Photo by: Margot Scheerder
MHT is often thought to be contraindicated for patients with a present or history of cancer. ‘Indeed for breast cancer, especially oestrogen receptor positive, there is evidence of moderate level to better avoid MHT. For uterine sarcomas and serous and granulosa cell ovarian cancer the same advice is given, although the level of evidence is low. However, for other types of cancer such as endometrial cancer, epithelial ovarian cancer and lung cancer the evidence suggests MHT can be given without problems’, says Stegmann.
Non-hormonal therapy
Vasomotor symptoms can also be treated with non-pharmacological or non-hormonal therapies. For selected SSRI’s and SNRI’s, specific anticonvulsants, oxybiutynin, clonidine, cognitive behavioural therapy and hypnosis, are likely to be effective. Stellate ganglion block, acupuncture and yoga and mindfullnessbased stress reduction are possibly effective. For sexual dysfunction less therapy options are likely to reduce symptoms, but vaginal lubricants or moisturisers can be effective.
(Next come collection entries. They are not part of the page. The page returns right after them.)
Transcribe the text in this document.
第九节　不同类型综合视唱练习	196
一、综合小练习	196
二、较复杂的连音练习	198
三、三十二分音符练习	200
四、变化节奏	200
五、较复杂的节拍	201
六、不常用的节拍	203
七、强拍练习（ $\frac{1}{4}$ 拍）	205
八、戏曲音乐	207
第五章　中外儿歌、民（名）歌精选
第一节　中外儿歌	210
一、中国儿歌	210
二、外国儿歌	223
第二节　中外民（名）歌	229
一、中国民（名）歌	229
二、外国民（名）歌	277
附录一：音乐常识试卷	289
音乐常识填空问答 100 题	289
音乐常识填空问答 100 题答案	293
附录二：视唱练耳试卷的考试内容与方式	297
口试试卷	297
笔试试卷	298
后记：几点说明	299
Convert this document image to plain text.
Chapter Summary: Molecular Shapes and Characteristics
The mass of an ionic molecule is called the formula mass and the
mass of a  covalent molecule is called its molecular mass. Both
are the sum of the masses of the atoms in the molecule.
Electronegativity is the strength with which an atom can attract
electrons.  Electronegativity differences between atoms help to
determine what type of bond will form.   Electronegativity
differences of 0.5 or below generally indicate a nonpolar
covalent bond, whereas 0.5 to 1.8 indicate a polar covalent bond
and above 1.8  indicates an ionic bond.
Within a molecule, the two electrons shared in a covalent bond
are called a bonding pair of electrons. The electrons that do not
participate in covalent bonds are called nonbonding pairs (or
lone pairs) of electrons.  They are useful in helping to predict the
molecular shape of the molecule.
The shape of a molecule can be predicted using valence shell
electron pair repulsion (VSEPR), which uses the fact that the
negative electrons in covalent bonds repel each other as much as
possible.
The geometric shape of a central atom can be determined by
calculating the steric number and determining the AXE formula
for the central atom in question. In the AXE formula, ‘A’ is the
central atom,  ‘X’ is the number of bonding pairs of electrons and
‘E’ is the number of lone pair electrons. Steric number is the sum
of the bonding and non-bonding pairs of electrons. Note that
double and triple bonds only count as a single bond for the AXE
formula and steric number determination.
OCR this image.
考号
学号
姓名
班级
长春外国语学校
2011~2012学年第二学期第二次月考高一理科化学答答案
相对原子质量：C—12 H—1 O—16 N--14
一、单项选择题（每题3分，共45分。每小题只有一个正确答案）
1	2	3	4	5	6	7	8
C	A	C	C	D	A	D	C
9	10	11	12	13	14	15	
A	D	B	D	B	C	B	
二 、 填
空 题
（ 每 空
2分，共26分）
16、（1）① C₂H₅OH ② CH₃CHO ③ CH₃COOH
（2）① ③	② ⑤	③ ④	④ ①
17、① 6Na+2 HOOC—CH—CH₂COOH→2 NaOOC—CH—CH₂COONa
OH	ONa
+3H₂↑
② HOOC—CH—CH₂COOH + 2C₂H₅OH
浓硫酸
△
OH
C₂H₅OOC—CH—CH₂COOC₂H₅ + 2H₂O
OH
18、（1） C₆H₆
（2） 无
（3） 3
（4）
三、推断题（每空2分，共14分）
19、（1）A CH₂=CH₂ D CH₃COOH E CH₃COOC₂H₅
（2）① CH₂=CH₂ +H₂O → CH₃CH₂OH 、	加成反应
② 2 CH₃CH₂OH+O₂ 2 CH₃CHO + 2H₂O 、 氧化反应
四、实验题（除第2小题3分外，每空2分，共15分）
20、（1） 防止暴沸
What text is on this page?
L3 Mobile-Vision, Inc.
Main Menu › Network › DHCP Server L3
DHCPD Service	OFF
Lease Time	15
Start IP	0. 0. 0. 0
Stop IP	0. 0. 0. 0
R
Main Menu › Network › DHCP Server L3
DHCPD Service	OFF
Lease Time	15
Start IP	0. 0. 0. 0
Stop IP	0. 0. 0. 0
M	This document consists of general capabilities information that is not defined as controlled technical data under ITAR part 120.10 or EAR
Multidisciplinary approach
The researchers emphasise a multidisciplinary approach including primary care, and if appropriate allied health care providers, is needed to empower patients to make shared evidence-based and individualized treatment decisions.
Menopause after cancer
More than 9 million women are diagnosed with cancer each year and treatments commonly induce early menopause and menopausal symptoms for example in patients with breast cancer, gynecological cancers, hematological cancers or low colorectal cancers. The researchers also summarize the possibilities for preservation of ovarian function before cancer treatment and discuss there are no consensus criteria for diagnosing menopause after cancer. The article is part of a series on menopause also containing articles about an empowerment model for managing menopause, optimising health after early menopause and promoting good mental health over the menopause transition.